12. The method according to claim 11, characterized in that, The comparison results include whether the target dialogue model meets the preset indicators and whether the target dialogue model does not meet the preset indicators. The step of determining whether to deploy the target dialogue model to the second server based on the comparison results includes: If the comparison result indicates that the target dialogue model meets the preset indicators, the target dialogue model will be deployed to the second server. If the comparison result indicates that the target dialogue model does not meet the preset indicators, the target dialogue model is optimized.

13. The method according to claim 12, characterized in that, The target dialogue model is applied in the target program, and the second server consists of multiple servers; Deploying the target dialogue model to the second server includes: Register the target dialogue model to the target program; A container image of the target program is constructed, and the target program is deployed in parallel to the multiple servers through a pre-built program deployment system.
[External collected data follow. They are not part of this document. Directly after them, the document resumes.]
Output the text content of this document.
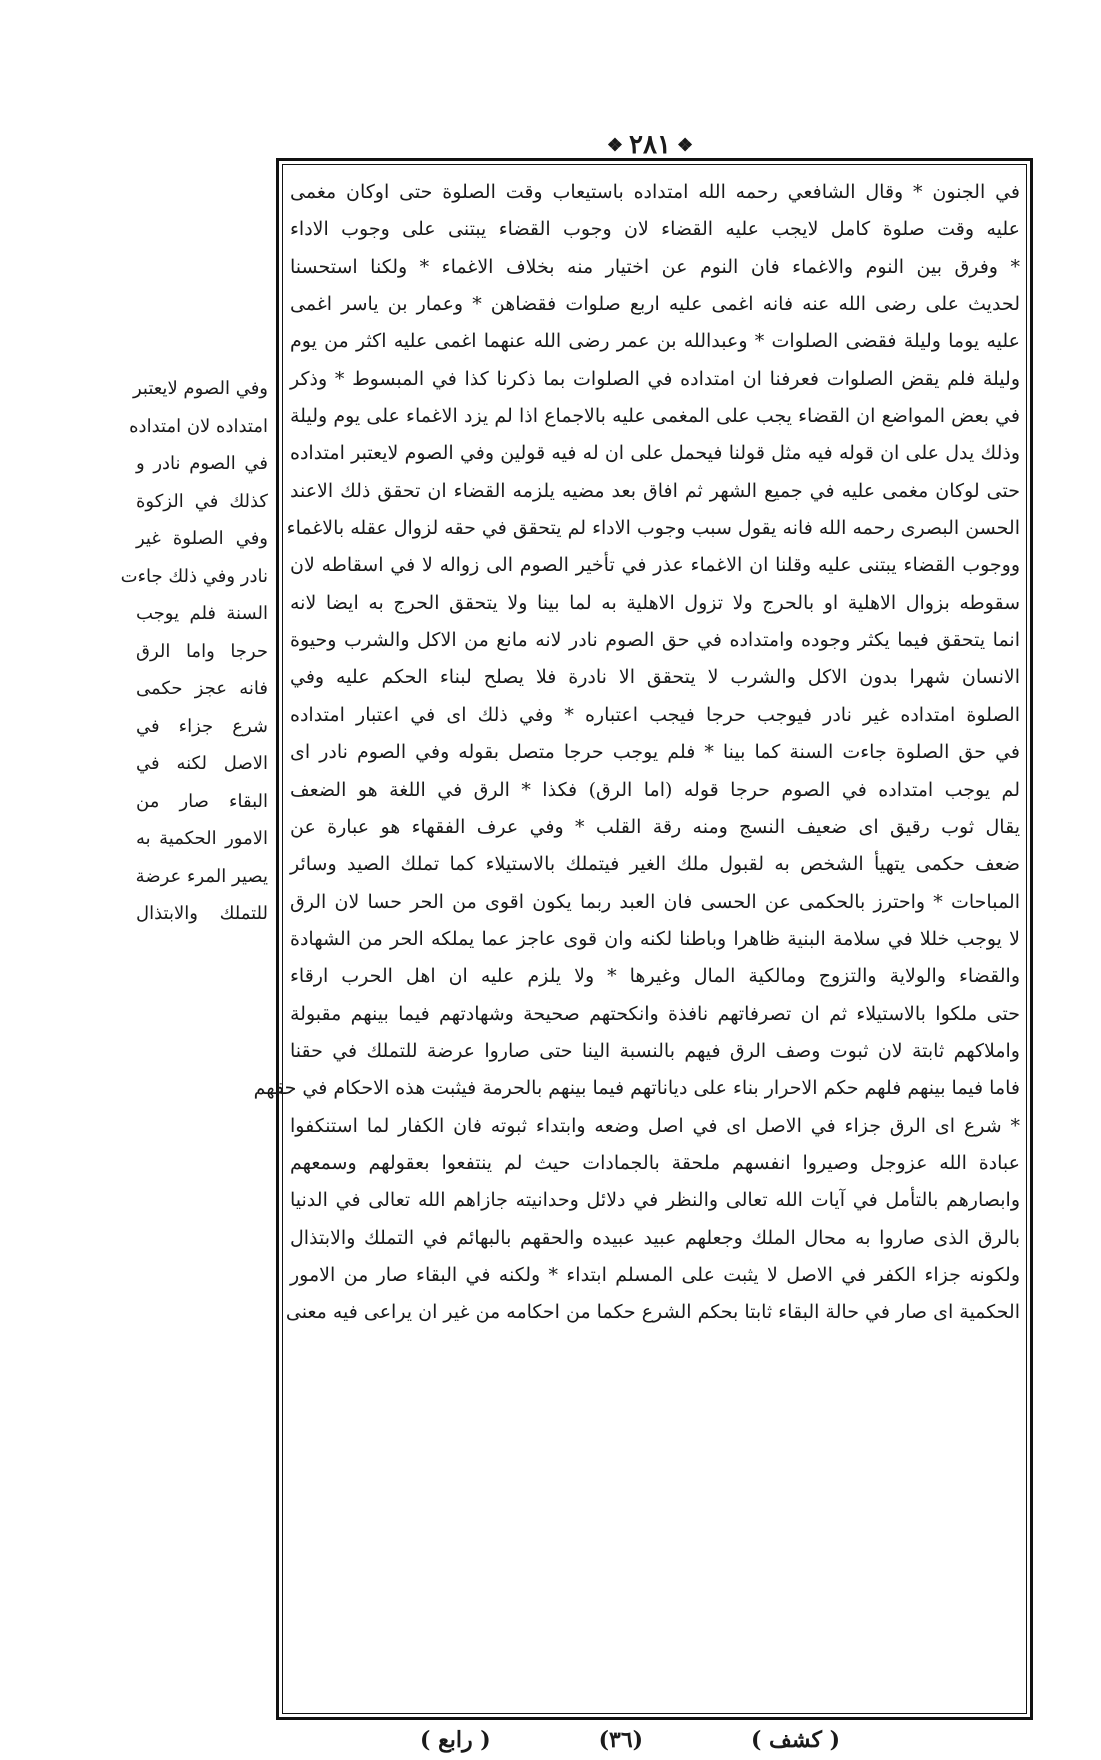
❖ ٢٨١ ❖
في الجنون * وقال الشافعي رحمه الله امتداده باستيعاب وقت الصلوة حتى اوكان مغمى
عليه وقت صلوة كامل لايجب عليه القضاء لان وجوب القضاء يبتنى على وجوب الاداء
* وفرق بين النوم والاغماء فان النوم عن اختيار منه بخلاف الاغماء * ولكنا استحسنا
لحديث على رضى الله عنه فانه اغمى عليه اربع صلوات فقضاهن * وعمار بن ياسر اغمى
عليه يوما وليلة فقضى الصلوات * وعبدالله بن عمر رضى الله عنهما اغمى عليه اكثر من يوم
وليلة فلم يقض الصلوات فعرفنا ان امتداده في الصلوات بما ذكرنا كذا في المبسوط * وذكر
في بعض المواضع ان القضاء يجب على المغمى عليه بالاجماع اذا لم يزد الاغماء على يوم وليلة
وذلك يدل على ان قوله فيه مثل قولنا فيحمل على ان له فيه قولين وفي الصوم لايعتبر امتداده
حتى لوكان مغمى عليه في جميع الشهر ثم افاق بعد مضيه يلزمه القضاء ان تحقق ذلك الاعند
الحسن البصرى رحمه الله فانه يقول سبب وجوب الاداء لم يتحقق في حقه لزوال عقله بالاغماء
ووجوب القضاء يبتنى عليه وقلنا ان الاغماء عذر في تأخير الصوم الى زواله لا في اسقاطه لان
سقوطه بزوال الاهلية او بالحرج ولا تزول الاهلية به لما بينا ولا يتحقق الحرج به ايضا لانه
انما يتحقق فيما يكثر وجوده وامتداده في حق الصوم نادر لانه مانع من الاكل والشرب وحيوة
الانسان شهرا بدون الاكل والشرب لا يتحقق الا نادرة فلا يصلح لبناء الحكم عليه وفي
الصلوة امتداده غير نادر فيوجب حرجا فيجب اعتباره * وفي ذلك اى في اعتبار امتداده
في حق الصلوة جاءت السنة كما بينا * فلم يوجب حرجا متصل بقوله وفي الصوم نادر اى
لم يوجب امتداده في الصوم حرجا قوله (اما الرق) فكذا * الرق في اللغة هو الضعف
يقال ثوب رقيق اى ضعيف النسج ومنه رقة القلب * وفي عرف الفقهاء هو عبارة عن
ضعف حكمى يتهيأ الشخص به لقبول ملك الغير فيتملك بالاستيلاء كما تملك الصيد وسائر
المباحات * واحترز بالحكمى عن الحسى فان العبد ربما يكون اقوى من الحر حسا لان الرق
لا يوجب خللا في سلامة البنية ظاهرا وباطنا لكنه وان قوى عاجز عما يملكه الحر من الشهادة
والقضاء والولاية والتزوج ومالكية المال وغيرها * ولا يلزم عليه ان اهل الحرب ارقاء
حتى ملكوا بالاستيلاء ثم ان تصرفاتهم نافذة وانكحتهم صحيحة وشهادتهم فيما بينهم مقبولة
واملاكهم ثابتة لان ثبوت وصف الرق فيهم بالنسبة الينا حتى صاروا عرضة للتملك في حقنا
فاما فيما بينهم فلهم حكم الاحرار بناء على دياناتهم فيما بينهم بالحرمة فيثبت هذه الاحكام في حقهم
* شرع اى الرق جزاء في الاصل اى في اصل وضعه وابتداء ثبوته فان الكفار لما استنكفوا
عبادة الله عزوجل وصيروا انفسهم ملحقة بالجمادات حيث لم ينتفعوا بعقولهم وسمعهم
وابصارهم بالتأمل في آيات الله تعالى والنظر في دلائل وحدانيته جازاهم الله تعالى في الدنيا
بالرق الذى صاروا به محال الملك وجعلهم عبيد عبيده والحقهم بالبهائم في التملك والابتذال
ولكونه جزاء الكفر في الاصل لا يثبت على المسلم ابتداء * ولكنه في البقاء صار من الامور
الحكمية اى صار في حالة البقاء ثابتا بحكم الشرع حكما من احكامه من غير ان يراعى فيه معنى
وفي الصوم لايعتبر
امتداده لان امتداده
في الصوم نادر و
كذلك في الزكوة
وفي الصلوة غير
نادر وفي ذلك جاءت
السنة فلم يوجب
حرجا واما الرق
فانه عجز حكمى
شرع جزاء في
الاصل لكنه في
البقاء صار من
الامور الحكمية به
يصير المرء عرضة
للتملك والابتذال
( كشف )
(٣٦)
( رابع )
14. A program product, characterized in that, This includes a dialogue module, an item generation module, and a numerical balance module; The dialogue module is configured to receive a target question sent by the front end, reason about the target question using a target dialogue model of a virtual character, and generate a target response, wherein the target dialogue model of the virtual character is trained by the method described in claim 3. The prop generation module is configured to generate target props for the user to use based on the instructions input by the user. The numerical balancing module is configured to acquire the user's operation data in the target program and adjust the items generated by the item generation module according to the operation data.
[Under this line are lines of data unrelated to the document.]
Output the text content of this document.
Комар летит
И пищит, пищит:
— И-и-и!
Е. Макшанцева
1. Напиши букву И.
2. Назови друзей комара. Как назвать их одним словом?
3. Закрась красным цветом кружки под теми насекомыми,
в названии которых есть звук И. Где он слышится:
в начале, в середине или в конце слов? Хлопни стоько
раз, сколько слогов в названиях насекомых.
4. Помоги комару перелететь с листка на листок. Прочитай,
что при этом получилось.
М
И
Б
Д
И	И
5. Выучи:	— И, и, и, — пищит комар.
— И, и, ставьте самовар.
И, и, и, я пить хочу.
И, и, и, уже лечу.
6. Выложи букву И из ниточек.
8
15. A computing device, characterized in that, include: Memory and processor; The memory is used to store computer programs / instructions, and the processor is used to execute the computer programs / instructions, which, when executed by the processor, implement the steps of the method according to any one of claims 1 to 13.

16. A computer-readable storage medium, characterized in that, It stores a computer program / instructions that, when executed by a processor, implement the steps of the method according to any one of claims 1 to 13.